Causes and Risk Factors
Both herpes and chickenpox/shingles are caused by previous exposure to HSV-1 or HSV-2 (for herpes), or to the varicella-zoster virus (for chickenpox/shingles).
One of the most important risk factors for shingles is age; about half of all patients are over 60 (Sampathkumar 2009; Fashner 2011). Patients aged 80 to 89 are 10 times as likely to develop shingles as children under age 10 (Albrecht 2012a). This age discrepancy is thought to be due to the gradual weakening of the immune system with age, a process called immunosenescence (Weaver 2009; Levin 2010).
Aside from increasing age, a suppressed immune system also increases risk of developing shingles (Weaver 2009; Fashner 2011; Mayo Clinic 2011; Albrecht 2012a). Patients who are immunocompromised have more manifestations of shingles, and these start earlier than in patients with healthy immune systems (Weaver 2009).
People who have diseases that weaken the immune system, especially HIV/AIDS, have an increased risk of developing shingles (Weaver 2009; Albrecht 2012a; Mayo Clinic 2011). The long-term use of immunosuppressive drugs, such as corticosteroids, increases the risk of developing shingles as well (Mayo Clinic 2011; Weaver 2009; Albrecht 2012a).

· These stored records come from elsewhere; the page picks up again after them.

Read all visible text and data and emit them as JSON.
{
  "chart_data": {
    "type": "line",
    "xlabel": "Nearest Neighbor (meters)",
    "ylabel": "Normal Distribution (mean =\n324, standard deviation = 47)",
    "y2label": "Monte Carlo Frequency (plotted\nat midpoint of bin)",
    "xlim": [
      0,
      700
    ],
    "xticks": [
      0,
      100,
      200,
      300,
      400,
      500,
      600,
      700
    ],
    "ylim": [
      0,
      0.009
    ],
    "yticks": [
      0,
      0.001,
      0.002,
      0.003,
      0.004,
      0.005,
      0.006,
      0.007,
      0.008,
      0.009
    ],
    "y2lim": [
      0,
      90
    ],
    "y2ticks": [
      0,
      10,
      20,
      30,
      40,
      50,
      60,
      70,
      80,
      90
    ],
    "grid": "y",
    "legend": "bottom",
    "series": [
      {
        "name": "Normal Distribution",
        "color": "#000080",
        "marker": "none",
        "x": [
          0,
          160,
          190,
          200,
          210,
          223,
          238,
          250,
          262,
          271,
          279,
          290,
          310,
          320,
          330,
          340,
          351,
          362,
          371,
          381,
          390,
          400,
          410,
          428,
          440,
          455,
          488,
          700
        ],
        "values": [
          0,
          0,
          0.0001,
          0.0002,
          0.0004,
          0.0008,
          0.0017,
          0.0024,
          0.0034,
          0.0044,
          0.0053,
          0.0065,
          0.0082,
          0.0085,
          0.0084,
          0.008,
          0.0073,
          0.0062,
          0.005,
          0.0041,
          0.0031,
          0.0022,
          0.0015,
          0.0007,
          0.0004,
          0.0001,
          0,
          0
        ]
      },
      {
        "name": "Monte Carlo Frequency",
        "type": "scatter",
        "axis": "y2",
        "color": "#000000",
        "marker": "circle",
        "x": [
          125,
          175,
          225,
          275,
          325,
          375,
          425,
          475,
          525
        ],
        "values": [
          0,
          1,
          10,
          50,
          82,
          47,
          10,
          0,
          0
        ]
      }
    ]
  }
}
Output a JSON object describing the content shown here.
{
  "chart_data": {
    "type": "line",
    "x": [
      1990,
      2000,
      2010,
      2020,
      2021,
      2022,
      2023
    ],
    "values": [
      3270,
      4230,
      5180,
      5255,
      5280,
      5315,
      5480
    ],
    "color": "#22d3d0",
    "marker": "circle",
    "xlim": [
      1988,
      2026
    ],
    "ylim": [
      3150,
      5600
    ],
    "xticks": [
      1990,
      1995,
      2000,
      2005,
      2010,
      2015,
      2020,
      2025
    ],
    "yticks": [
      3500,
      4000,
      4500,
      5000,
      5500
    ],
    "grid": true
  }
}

Some studies found that women are more likely than men to develop shingles, and African-American individuals are at lower risk than Caucasians (Tseng 2011; Albrecht 2012a).
For HSV-1 infection, there are no specific risk factors aside from increasing age, as the ubiquity of this virus means many will become infected; the University of Maryland Medical Center suggests that 62% of Americans are infected by the time they reach adolescence and that 85% of Americans in their 60s have contracted the virus (Ehrlic 2011a). Receiving oral sex increases the risk of developing genital herpes caused by HSV-1 (American Academy of Dermatology 2012; Ehrlic 2011a).
Risk factors for HSV-2 infection are primarily related to sexual activity, as this virus is typically spread via sexual contact. Engaging in sexual activity with a partner who has an active, symptomatic infection (ie, lesions on the genitals) is a very strong risk factor for transmission. Additional risk factors are female sex, having had many sexual partners, having had sexual encounters at an early age, and the presence of another sexually transmitted infection (Berger 2008; American Academy of Dermatology 2012; Ehrlic 2011a). Women have a higher risk of becoming infected with HSV-2 as a result of an unprotected sexual encounter than men (Ehrlic 2011a; Albrecht 2012b). People of African-American or Hispanic descent have a higher risk of HSV-2 than Caucasians (Berger 2008; CDC 2010).